In terms of digital video, time-shifted TV is up 1:42 (13:12 total), watching video on Internet is up 43 minutes (6:41 total), mobile subscribers watching video on a mobile phone is up 23 minutes (5:48 total), and using a DVD or Blu-Ray device is up just 7 minutes but still totals 5 hours and 24 minutes overall. Remember, these are all just since 2012 through Q3 2013.
Broadband-only Homes Big With Younger Demographics
Traditional television is not at all popular with the 18-24 and 25-34-year-old demographics. Broadband-only households outnumber them around three to one in both demographics. These are the so-called ‘cord-nevers’ as in, “we don’t need not stinkin’ cable.” More than half of all broadband-only homes skew younger, 52%. I believe we also talked about where the Millennials are in the recent past as well and this helps reinforce that whole, they don’t really watch traditional TV.
It’s clear to see that this is going to be an ongoing trend. By the next report that 25-34 demographic could easily be 1/3 broadband-only and the younger could be well over one-quarter. So what is it that these and others are watching without traditional TV?
Not So Fast, Nielsen, Says NAB
However, this demographic of broadband-only homes will not be included in Nielsen’s ratings sample, due, of course, to pressure put on them by the NAB – National Association of Broadcasters, who apparently fear what that might do to their what? Reputations? Ad dollars? Audience numbers?

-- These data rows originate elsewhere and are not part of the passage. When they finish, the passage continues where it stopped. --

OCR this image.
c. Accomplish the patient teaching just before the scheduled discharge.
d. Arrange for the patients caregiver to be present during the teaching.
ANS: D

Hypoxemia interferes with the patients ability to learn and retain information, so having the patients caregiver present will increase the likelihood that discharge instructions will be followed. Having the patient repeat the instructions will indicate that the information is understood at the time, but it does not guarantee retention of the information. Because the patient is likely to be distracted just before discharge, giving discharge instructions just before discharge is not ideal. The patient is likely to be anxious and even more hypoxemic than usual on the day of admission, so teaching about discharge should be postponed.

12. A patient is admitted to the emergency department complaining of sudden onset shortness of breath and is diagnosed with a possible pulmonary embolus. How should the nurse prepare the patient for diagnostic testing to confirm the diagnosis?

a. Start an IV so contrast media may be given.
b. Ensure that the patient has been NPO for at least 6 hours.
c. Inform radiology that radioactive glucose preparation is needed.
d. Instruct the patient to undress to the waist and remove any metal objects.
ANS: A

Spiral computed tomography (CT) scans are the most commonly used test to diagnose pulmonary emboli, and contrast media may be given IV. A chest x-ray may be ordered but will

Seriously. Nielsen was all set to include broadband-only homes in its 2014 estimate of U.S. TV households and it would have offered a 1.2% increase to 115.6M homes. But the NAB passed a resolution which apparently scared Nielsen into backing down.
“It is in the best interest of everyone to have the most accurate research measurement,” NAB wrote in the resolution that it released on Feb. 6.
Nielsen stated it will delay the integration by a year. So if you were looking for any kind of comparable metrics in this realm, you’ll have to wait until next year now.
“Based on a thorough evaluation of the viewing patterns in broadband-only homes and industry feedback on the need to maintain stable measurement in local television, we have decided to exclude broadband-only TV homes from local TV measurement and ratings for the time being. This change will take effect at the start of the 2014-2015 television season,” Nielsen SVP of Insights and Analysis said in a statement published by Mediapost.
So much for that.
Streaming Video Environment
Of course, there’s Netflix, 38% of U.S. consumers say they subscribe or use it, a 7% jump year-to-year. They’re using a variety of devices and watching a variety of content. It’s mostly computer (44%) and a mix of TV and movies (also 44%). Almost a quarter of them watch on smartphones though and about one-fifth watch on smart TVs. The report compared device usage between Netflix and Hulu Plus and found that they run fairly parallel until you get to the game consoles, but we reported on that in the past as well.
So, in a nutshell, the computer-based video industry owes its thanks to Netflix, and I suppose to Hulu Plus. The first showed that an all-you-can-watch streaming video subscription service doesn’t need to cost a fortune nor does it need to rely on advertising in the content. The second shows that, depending on the content, you might be able to get away with ad-supported subscription streaming video. Of course Hulu Plus might just be people resigned to the fact that broadcast TV will always have ads in it and they’re simply paying for the convenience of getting it right away. If that’s the case then that content will most likely never show up on Netflix, who can put more effort into getting other premium cable channel content like Breaking Bad and its own original content like House of Cards.